Modular Surround Sound System

All the major surround sound formats will work with the X4700H without a hitch. You can listen in a variety of formats, including Dolby Atmos, DTS:X, DTS Virtual:X, Auro-3D, and Dolby Atmos with Height Virtualization. The latter is meant for people who can’t use up fires that are enabled by Dolby technology or physical height speakers. IMAX Enhanced decoding is supported as well, with Sony’s 4K Blu-ray branch favouring the more popular DTS:X version.

The eight HDMI inputs supported are compatible with both 2.0 and 2.1. The amplifier’s three outputs allow it to be used with a screen or projector in the primary viewing area, as well as a second display in a second viewing area. The two 8K HDCP 2.3 outputs support passthrough to 8K-capable screens. It’s probably unrealistic to expect an 8K projector any time soon, but at least it’s forward-thinking.

The star of the show is HDMI input 7, which supports 8K resolution at 60 frames per second and 4K at 120 frames per second. In its stead is an input simply labelled “8K,” which was formerly the Aux 2 input. Not unexpectedly, I haven’t had time to try this out just yet.

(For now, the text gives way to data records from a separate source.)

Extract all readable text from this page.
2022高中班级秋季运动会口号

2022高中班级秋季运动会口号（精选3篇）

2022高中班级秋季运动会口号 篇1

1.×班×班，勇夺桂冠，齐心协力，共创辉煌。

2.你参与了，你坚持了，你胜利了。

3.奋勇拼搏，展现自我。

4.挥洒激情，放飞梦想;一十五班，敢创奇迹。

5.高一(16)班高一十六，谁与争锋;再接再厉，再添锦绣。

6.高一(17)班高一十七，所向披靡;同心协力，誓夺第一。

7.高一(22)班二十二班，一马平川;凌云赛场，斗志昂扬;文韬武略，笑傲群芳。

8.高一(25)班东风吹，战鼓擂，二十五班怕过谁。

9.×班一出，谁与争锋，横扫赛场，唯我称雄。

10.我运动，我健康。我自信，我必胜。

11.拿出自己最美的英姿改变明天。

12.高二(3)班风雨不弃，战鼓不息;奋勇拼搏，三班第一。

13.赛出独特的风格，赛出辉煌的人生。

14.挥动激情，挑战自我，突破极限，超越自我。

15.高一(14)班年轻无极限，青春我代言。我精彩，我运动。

For the sake of argument, let’s pretend everything is fine.

However, if you plan on purchasing both the PS5 and Xbox Series X consoles, you may find yourself frustrated by the limitation of having only one HDMI capable of a fast 4K input. In that instance, you’d need to connect one console via HDMI to the TV and have its sound sent back to the amplifier via eAudioReturnChannel.

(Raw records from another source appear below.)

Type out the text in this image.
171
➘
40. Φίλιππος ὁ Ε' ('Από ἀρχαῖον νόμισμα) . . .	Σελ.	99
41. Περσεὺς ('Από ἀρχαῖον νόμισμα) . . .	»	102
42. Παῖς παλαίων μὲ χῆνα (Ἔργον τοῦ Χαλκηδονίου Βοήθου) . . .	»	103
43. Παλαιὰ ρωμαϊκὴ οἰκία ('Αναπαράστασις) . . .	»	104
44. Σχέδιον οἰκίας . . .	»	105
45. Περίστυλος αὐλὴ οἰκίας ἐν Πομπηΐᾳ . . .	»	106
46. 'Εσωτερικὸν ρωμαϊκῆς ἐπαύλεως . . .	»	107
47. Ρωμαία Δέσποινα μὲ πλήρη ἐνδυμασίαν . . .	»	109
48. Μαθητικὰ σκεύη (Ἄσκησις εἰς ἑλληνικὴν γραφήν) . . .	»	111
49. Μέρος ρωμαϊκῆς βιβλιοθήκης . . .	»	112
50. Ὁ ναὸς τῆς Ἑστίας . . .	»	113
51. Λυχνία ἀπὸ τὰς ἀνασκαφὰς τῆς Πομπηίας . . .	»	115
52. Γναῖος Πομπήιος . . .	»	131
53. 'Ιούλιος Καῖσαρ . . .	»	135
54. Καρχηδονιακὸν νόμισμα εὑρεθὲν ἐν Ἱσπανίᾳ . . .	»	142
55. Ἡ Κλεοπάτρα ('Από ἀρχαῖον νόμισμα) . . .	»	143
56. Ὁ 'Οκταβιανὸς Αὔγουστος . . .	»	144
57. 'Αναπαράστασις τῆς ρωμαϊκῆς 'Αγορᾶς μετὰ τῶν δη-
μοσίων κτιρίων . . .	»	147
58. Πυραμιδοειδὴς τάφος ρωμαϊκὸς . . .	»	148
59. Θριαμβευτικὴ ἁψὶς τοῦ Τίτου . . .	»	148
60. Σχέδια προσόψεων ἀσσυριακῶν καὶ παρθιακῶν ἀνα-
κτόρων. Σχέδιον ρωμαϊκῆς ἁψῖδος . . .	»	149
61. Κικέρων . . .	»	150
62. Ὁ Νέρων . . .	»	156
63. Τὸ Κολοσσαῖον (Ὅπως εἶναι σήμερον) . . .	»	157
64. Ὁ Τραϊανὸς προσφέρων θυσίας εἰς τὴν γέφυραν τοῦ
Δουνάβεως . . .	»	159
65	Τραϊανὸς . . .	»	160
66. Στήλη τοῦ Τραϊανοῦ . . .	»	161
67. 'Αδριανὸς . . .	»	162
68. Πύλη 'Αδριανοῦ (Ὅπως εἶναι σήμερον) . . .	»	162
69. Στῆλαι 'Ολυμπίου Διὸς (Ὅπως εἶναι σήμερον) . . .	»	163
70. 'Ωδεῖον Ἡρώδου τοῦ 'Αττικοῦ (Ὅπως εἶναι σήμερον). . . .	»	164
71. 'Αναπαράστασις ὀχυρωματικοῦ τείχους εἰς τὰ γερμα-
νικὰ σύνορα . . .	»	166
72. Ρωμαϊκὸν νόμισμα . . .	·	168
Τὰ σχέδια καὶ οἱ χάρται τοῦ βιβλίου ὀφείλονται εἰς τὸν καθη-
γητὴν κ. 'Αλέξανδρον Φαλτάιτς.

All HDMI inputs may be renamed and registered automatically, saving you time, and the AVC-user X4700H’s interface allows for full customization.

An MM phono input is included for vinyl listeners, as are two separate subwoofer pre-outs (instead of merely parallel sub-outs), a multichannel out for external amplifiers, and numerous analogue and non-HDMI digital fallbacks. You can access the headphone jack, extra HDMI input, and USB port by lowering the front panel.

The AVC-X4700H, being 8K-ready, features a more powerful image processor, allowing it to boost lower-quality sources like HD and 4K video to the higher resolution of 8K.

Denon has gone to great lengths to make the amp’s setup as painless as possible. The Install UI guides you through the process, and Audyssey MultEQ XT32 handles most of the work automatically (though the accompanying Audyssey MultEQ Editor programme allows for further tuning if desired). The least number of seats that may be measured by the calibration procedure is four, and the maximum is eight.

New this year is a Dual Speaker Setup preset function, perfect for individuals who use separate equalisation settings for stereo music and surround sound movies. You may instantly toggle between two Audyssey-calibrated outcomes thanks to the preset.

This dual approach is also common in domestic theatre setups. One set may be tailored to observing TV with the curtains drawn. With the curtains drawn, you can tailor a second setting specifically for projection. Because of this, I no longer had to arrange Audyssey for a darkened room with a projector running and the curtains closed when I wanted to use the system during the day; instead, I could just use the system whenever I chose. The volume level might be adjusted based on the number of people in the audience, for example, as a second practical application. In other words, one set could be optimised for a particular viewer’s sweet spot, while another could cover a larger area.

The Future is Now

Denon’s AVC-X4700H is a colossal piece of equipment that delivers a thrilling listening experience and state-of-the-art technical prowess. It has an abundance of dynamic force at its disposal, a staging ability that would make Cameron McIntosh green with envy, and the deftness with which to navigate the ebb and flow of blockbuster action. It’s also got some serious musicality to it, with moments of infectious melody followed by some powerful rock and dance beats.

The fact that this amp supports 4K/120fps gaming and even 8K video will likely be the deciding factor, though. Although additional 8K inputs would have been ideal, this home theatre amplifier is nonetheless well-equipped for the present and the future. The results are astonishing.

Considerations for the Future

In addition to gaming, the first AV amplifier to support 8K and 4K/120fps has other uses. It’s the future of home theatre in terms of power and entertainment.